Jaeggi E, Fouron J C, Drblik S P
Division of Pediatric Cardiology, Sainte-Justine Hospital, University of Montreal School of Medicine, Quebec, Canada.
J Pediatr. 1998 Feb;132(2):335-9. doi: 10.1016/s0022-3476(98)70455-x.
To assess clinical features, treatment efficacy, and outcome of fetal atrial flutter.
All atrial flutter cases seen in our unit between 1988 and 1995 were reviewed retrospectively and compared with the pooled data of 37 echocardiographically documented and published cases.

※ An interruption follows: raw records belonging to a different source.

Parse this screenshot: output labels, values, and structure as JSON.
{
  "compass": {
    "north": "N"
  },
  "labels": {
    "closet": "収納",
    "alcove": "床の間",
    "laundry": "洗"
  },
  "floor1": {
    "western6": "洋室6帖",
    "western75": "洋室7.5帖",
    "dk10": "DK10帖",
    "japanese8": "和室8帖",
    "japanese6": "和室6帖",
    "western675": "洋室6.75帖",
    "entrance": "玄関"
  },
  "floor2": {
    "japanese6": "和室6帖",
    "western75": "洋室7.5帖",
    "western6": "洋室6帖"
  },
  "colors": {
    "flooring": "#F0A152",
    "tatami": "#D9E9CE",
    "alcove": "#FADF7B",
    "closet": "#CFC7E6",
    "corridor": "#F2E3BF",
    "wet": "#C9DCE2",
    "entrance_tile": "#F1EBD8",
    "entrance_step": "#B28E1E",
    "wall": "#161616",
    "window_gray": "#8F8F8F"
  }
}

Atrial flutter was found in 15 of 49 (30.6%) fetuses who had been referred because of clinically relevant tachyarrhythmia. Mean age at detection was 34+/-4 weeks' gestation. Atrial flutter was incessant in 11 and intermittent in 4, with a mean atrial rate of 442+/-65 beats/min and a mean ventricular rate of 216+/-28 beats/min. A predominance of 2:1 atrioventricular conduction was observed. In 5 of 15 cases another form of arrhythmia (supraventricular tachycardia, chaotic atrial rhythm, ventricular extrasystoles) coexisted with atrial flutter. Eleven fetuses were treated with maternal digoxin, and five subsequently converted to sinus rhythm. Four fetuses received no medication; of these four, two showed brief self-limited episodes of atrial flutter and two were delivered after detection of the arrhythmia. Only one fetus (6.7%), who did not respond to drug therapy, was delivered prematurely because of mild congestive heart failure. Seven neonates were in atrial flutter at birth; rhythm control could be easily achieved with sotalol or digoxin (n = 5), flecainide (n = 1), or electroconversion (n = 1) within the first 2 days of life without any relapse.
Fetal atrial flutter accounts for approximately one third of all clinically relevant tachyarrhythmia. Although the suppression rate of incessant atrial flutter with digoxin is only 50%, this therapy may be useful for its positive inotropic and negative chronotropic properties. In our experience most fetuses with therapy-resistant atrial flutter and absence of 1:1 atrioventricular conduction do not experience congestive heart failure and do not need to be delivered prematurely. After birth, conversion to sinus rhythm was easily achieved in all neonates.
评估胎儿房扑的临床特征、治疗效果及预后。
回顾性分析1988年至1995年间在我院诊治的所有房扑病例,并与37例经超声心动图证实并发表的病例汇总数据进行比较。
在因临床相关快速心律失常转诊的49例胎儿中,发现15例(30.6%)为房扑。确诊时的平均孕周为34±4周。11例为持续性房扑,4例为间歇性房扑,平均房率为442±65次/分,平均室率为216±28次/分。观察到以2:1房室传导为主。15例中有5例同时存在另一种心律失常形式(室上性心动过速、紊乱性房性心律、室性早搏)与房扑并存。11例胎儿接受了母体地高辛治疗,其中5例随后转为窦性心律。4例胎儿未接受药物治疗;这4例中,2例出现短暂的自限性房扑发作,2例在心律失常被发现后分娩。只有1例胎儿(6.7%)对药物治疗无反应,因轻度充血性心力衰竭而早产。7例新生儿出生时为房扑;在出生后的头2天内,使用索他洛尔或地高辛(n = 5)、氟卡尼(n = 1)或电复律(n = 1)可轻松实现节律控制,且无任何复发。
胎儿房扑约占所有临床相关快速心律失常的三分之一。尽管地高辛对持续性房扑的抑制率仅为50%,但该疗法因其正性肌力和负性变时特性可能有用。根据我们的经验,大多数对治疗耐药且不存在1:1房室传导的胎儿不会发生充血性心力衰竭,也无需早产。出生后,所有新生儿均能轻松转为窦性心律。